Most Gaza residents, some 80 percent, rely on food handouts by international organizations to get by, 97 percent of Gaza's industry has shut down for lack of raw materials and the ban on exporting abroad, leaving 33,000 factory workers out of jobs. Palestinian officials estimate about 100,000 people have lost their jobs since last June, and that is in addition to the 40 percent of Gaza residents who were already unemployed. A ban on cement entering Gaza has also halted all construction, including around $90 million dollars in U.N.-funded building work.

Education has also suffered. Around 500 of Gaza's brightest students, accepted in universities abroad can't leave the territory. Israel was censured for not allowing out seven Fulbright scholars, but even after international condemnation, only four have been able to leave the territory so far.

Fuel shortages have forced some 80 percent of Gaza's registered vehicles off the roads, and there is no electricity in the territory for around eight hours every day. That's meant most Gaza residents don't have more than a few hours of drinking water around three times a week, because there's no power to work well pumps, according to the aid group, al-Mezan.

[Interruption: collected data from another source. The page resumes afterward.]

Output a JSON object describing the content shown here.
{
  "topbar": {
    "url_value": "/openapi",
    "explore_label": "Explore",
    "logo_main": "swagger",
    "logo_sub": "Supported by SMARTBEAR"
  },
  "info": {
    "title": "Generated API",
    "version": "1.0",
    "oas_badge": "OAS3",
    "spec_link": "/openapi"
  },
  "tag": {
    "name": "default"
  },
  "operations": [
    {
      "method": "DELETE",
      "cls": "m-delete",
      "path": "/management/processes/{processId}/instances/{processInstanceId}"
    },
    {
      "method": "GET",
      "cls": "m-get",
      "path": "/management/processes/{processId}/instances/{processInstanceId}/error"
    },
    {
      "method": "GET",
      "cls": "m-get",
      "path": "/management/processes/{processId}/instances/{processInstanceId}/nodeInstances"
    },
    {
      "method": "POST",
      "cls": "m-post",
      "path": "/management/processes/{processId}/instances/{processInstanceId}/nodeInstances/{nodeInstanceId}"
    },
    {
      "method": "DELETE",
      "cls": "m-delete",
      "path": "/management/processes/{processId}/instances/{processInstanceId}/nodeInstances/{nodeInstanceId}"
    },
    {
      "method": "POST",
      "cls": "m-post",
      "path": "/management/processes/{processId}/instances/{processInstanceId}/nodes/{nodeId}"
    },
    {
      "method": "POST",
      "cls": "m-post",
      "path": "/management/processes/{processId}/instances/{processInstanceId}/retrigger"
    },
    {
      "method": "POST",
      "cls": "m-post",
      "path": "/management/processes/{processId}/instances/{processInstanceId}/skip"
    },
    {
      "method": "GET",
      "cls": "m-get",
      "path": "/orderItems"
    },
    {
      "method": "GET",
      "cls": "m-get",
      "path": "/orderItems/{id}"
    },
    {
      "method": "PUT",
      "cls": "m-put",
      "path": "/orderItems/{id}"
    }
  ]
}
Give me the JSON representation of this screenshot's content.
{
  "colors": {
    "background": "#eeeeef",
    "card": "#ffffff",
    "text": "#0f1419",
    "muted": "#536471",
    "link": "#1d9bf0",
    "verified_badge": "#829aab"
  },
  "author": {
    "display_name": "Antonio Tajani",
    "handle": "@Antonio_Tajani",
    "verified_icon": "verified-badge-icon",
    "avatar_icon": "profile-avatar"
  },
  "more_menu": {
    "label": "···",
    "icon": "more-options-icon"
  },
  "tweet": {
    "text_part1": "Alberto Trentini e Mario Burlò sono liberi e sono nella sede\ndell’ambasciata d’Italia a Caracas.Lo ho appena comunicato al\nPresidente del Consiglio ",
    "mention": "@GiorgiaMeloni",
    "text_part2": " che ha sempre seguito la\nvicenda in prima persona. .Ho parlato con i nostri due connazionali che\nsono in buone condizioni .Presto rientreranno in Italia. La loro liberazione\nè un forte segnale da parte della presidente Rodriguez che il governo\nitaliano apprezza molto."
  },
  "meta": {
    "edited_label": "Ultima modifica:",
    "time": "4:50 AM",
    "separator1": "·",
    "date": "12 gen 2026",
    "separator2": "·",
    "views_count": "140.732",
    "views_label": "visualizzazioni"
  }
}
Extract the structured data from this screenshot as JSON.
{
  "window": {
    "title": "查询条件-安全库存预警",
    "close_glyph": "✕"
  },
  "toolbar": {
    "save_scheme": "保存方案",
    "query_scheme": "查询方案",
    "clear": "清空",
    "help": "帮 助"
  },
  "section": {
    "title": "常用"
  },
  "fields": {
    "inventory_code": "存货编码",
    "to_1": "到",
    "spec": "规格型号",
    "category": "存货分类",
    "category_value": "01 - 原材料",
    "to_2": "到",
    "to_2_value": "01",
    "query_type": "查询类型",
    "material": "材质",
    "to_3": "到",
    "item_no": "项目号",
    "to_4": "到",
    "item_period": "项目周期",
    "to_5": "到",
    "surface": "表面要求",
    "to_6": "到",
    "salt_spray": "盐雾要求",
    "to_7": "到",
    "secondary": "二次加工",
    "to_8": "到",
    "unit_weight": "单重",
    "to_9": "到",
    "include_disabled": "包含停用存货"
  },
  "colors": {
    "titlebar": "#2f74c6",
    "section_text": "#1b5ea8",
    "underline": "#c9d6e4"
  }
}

Then there's the violence: Palestinian militants have been bombarding southern Israel with rockets and mortars for years, but the attacks have grown in strength and frequency since Hamas took over Gaza. According to an Israeli rights group B'Tselem, more than 360 Palestinians have died this year in Israeli attacks – over a third of them civilians and children. According to the Palestinian human rights group Al-Mezan, the number of Palestinians killed by Israeli attacks is as high as 551.

Despite the problems from the Israeli blockade, many Gazans blame both sides for the humanitarian crisis crippling the Gaza Strip. "I blame Israel and Hamas, both are guilty for the suffering," said AbuShahla.